Former Navy Undersecretary: Trump’s $54 Billion Defense Proposal Not Enough for Naval Buildup
Fleet expansion would cost $25 billion a year for 30 years, CBO finds
The former undersecretary of the Navy said Wednesday that President Donald Trump’s proposal to increase the defense budget by $54 billion next year will not provide the service with enough money to meet the president’s goal of expanding the Navy’s fleet to 350 ships.
Janine Davidson, who has nearly 30 years of experience in military operations, said the Trump administration’s proposed 10 percent spike in defense spending for fiscal year 2018 will not solve the Navy’s readiness challenges, in large part because the current fleet is very outdated.
“We have a very long way to go. We have an enormous readiness problem in the Navy … that I think is going to be a lot harder to get out of than people realize,” Davidson said during an event at the conservative Hudson Institute in Washington, D.C. “While people are focused on building more, we have to at the same time be operating the Navy that we have.”

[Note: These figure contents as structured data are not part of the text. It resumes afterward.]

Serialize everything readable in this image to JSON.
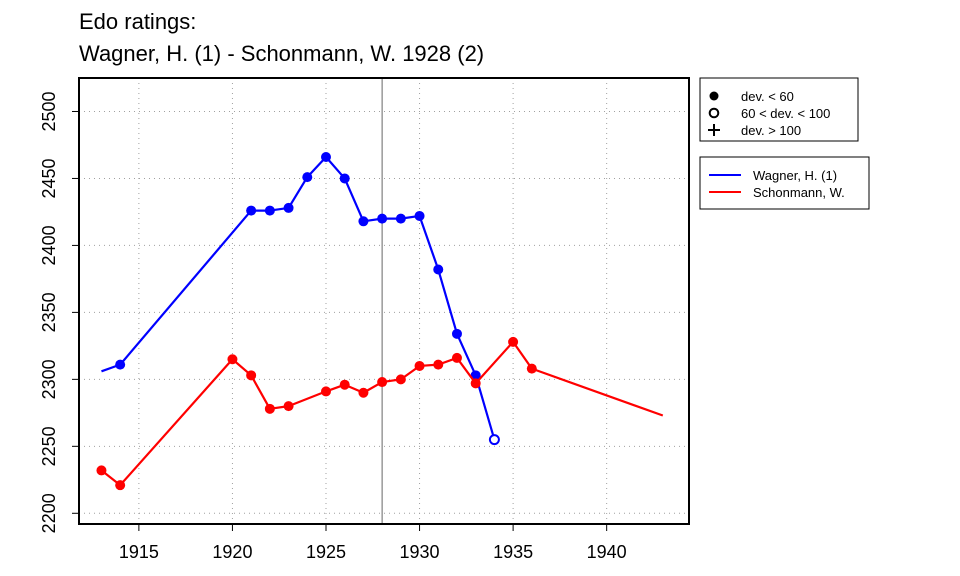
{
  "chart_data": {
    "type": "line",
    "title_lines": [
      "Edo ratings:",
      "Wagner, H. (1) - Schonmann, W. 1928 (2)"
    ],
    "xlabel": "",
    "ylabel": "",
    "xlim": [
      1911.8,
      1944.4
    ],
    "ylim": [
      2192,
      2525
    ],
    "x_ticks": [
      1915,
      1920,
      1925,
      1930,
      1935,
      1940
    ],
    "y_ticks": [
      2200,
      2250,
      2300,
      2350,
      2400,
      2450,
      2500
    ],
    "grid": true,
    "reference_line_x": 1928,
    "series": [
      {
        "name": "Wagner, H. (1)",
        "color": "#0000ff",
        "line": [
          [
            1913,
            2306
          ],
          [
            1914,
            2311
          ],
          [
            1921,
            2426
          ],
          [
            1922,
            2426
          ],
          [
            1923,
            2428
          ],
          [
            1924,
            2451
          ],
          [
            1925,
            2466
          ],
          [
            1926,
            2450
          ],
          [
            1927,
            2418
          ],
          [
            1928,
            2420
          ],
          [
            1929,
            2420
          ],
          [
            1930,
            2422
          ],
          [
            1931,
            2382
          ],
          [
            1932,
            2334
          ],
          [
            1933,
            2303
          ],
          [
            1934,
            2255
          ]
        ],
        "points": [
          {
            "x": 1914,
            "y": 2311,
            "dev": "low"
          },
          {
            "x": 1921,
            "y": 2426,
            "dev": "low"
          },
          {
            "x": 1922,
            "y": 2426,
            "dev": "low"
          },
          {
            "x": 1923,
            "y": 2428,
            "dev": "low"
          },
          {
            "x": 1924,
            "y": 2451,
            "dev": "low"
          },
          {
            "x": 1925,
            "y": 2466,
            "dev": "low"
          },
          {
            "x": 1926,
            "y": 2450,
            "dev": "low"
          },
          {
            "x": 1927,
            "y": 2418,
            "dev": "low"
          },
          {
            "x": 1928,
            "y": 2420,
            "dev": "low"
          },
          {
            "x": 1929,
            "y": 2420,
            "dev": "low"
          },
          {
            "x": 1930,
            "y": 2422,
            "dev": "low"
          },
          {
            "x": 1931,
            "y": 2382,
            "dev": "low"
          },
          {
            "x": 1932,
            "y": 2334,
            "dev": "low"
          },
          {
            "x": 1933,
            "y": 2303,
            "dev": "low"
          },
          {
            "x": 1934,
            "y": 2255,
            "dev": "mid"
          }
        ]
      },
      {
        "name": "Schonmann, W.",
        "color": "#ff0000",
        "line": [
          [
            1913,
            2232
          ],
          [
            1914,
            2221
          ],
          [
            1920,
            2315
          ],
          [
            1921,
            2303
          ],
          [
            1922,
            2278
          ],
          [
            1923,
            2280
          ],
          [
            1925,
            2291
          ],
          [
            1926,
            2296
          ],
          [
            1927,
            2290
          ],
          [
            1928,
            2298
          ],
          [
            1929,
            2300
          ],
          [
            1930,
            2310
          ],
          [
            1931,
            2311
          ],
          [
            1932,
            2316
          ],
          [
            1933,
            2297
          ],
          [
            1935,
            2328
          ],
          [
            1936,
            2308
          ],
          [
            1943,
            2273
          ]
        ],
        "points": [
          {
            "x": 1913,
            "y": 2232,
            "dev": "low"
          },
          {
            "x": 1914,
            "y": 2221,
            "dev": "low"
          },
          {
            "x": 1920,
            "y": 2315,
            "dev": "low"
          },
          {
            "x": 1921,
            "y": 2303,
            "dev": "low"
          },
          {
            "x": 1922,
            "y": 2278,
            "dev": "low"
          },
          {
            "x": 1923,
            "y": 2280,
            "dev": "low"
          },
          {
            "x": 1925,
            "y": 2291,
            "dev": "low"
          },
          {
            "x": 1926,
            "y": 2296,
            "dev": "low"
          },
          {
            "x": 1927,
            "y": 2290,
            "dev": "low"
          },
          {
            "x": 1928,
            "y": 2298,
            "dev": "low"
          },
          {
            "x": 1929,
            "y": 2300,
            "dev": "low"
          },
          {
            "x": 1930,
            "y": 2310,
            "dev": "low"
          },
          {
            "x": 1931,
            "y": 2311,
            "dev": "low"
          },
          {
            "x": 1932,
            "y": 2316,
            "dev": "low"
          },
          {
            "x": 1933,
            "y": 2297,
            "dev": "low"
          },
          {
            "x": 1935,
            "y": 2328,
            "dev": "low"
          },
          {
            "x": 1936,
            "y": 2308,
            "dev": "low"
          }
        ]
      }
    ],
    "legend_symbols": [
      {
        "symbol": "filled-circle",
        "label": "dev. < 60"
      },
      {
        "symbol": "open-circle",
        "label": "60 < dev. < 100"
      },
      {
        "symbol": "plus",
        "label": "dev. > 100"
      }
    ],
    "legend_placement": "right-outside"
  }
}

On the campaign trail, Trump echoed calls from Republican lawmakers and military experts to expand the Navy’s fleet from 274 ships to 350, which would mark the largest naval buildup since the Reagan administration. The proposal is just shy of the 355 ships requested by the Navy in December, and surpasses the service’s earlier goal of 308 ships.
Expanding the Navy to 350 ships would cost an estimated $25 billion a year over the next 30 years, or 60 percent above the historical average amount allocated for shipbuilding, the nonpartisan Congressional Budget Office projected in a January report.
The plan’s implementation is likely to face challenges given defense spending caps set by the 2011 Budget Control Act, which is scheduled to remain in effect through 2021. Congressional Republicans can repeal the bill, but divisions within the party about how to reduce the deficit will likely complicate the process.
Davidson said costs to rebuild and expand the naval fleet have drastically increased because of sequestration and the failure to invest over time in sustainment programs.
“I think that people are probably a little sticker shocked by how much it actually costs to operate our Navy, how much it actually costs to go to war,” Davidson said. “We’ve been operating at full-throttle since 9/11, even before that, and our planes are broken, our ships are old, and people don’t talk about that as much.”
Bryan Clark, a senior fellow at the Center for Strategic and Budgetary Assessments, said the United States’s overuse of its shrinking Navy has caused serious backlogs in needed maintenance.
For the past two decades, the United States has deployed 100 ships continuously at sea, despite a smaller fleet. As a result, the Navy has been forced to deploy ships more frequently and for longer periods of time.
In 1998, only 4 percent of ship deployments lasted longer than six months. Today, every single deployment is longer than six months. Clark said this has caused many of the Navy’s ships to skip maintenance, compounding problems the service faces today.
“The reason we’ve been unable to do the maintenance is because everybody’s out there getting deployed,” Clark said at the Hudson Institute. “We need to keep ships in port, we need to get the F-18s back into the depots.”
The administration has not yet detailed what types of ships would be added to the fleet in the proposed expansion. Clark said the Navy has requested additional submarines, surface ships, and amphibious ships.
Trump is expected to submit a budget blueprint to Congress on March 13.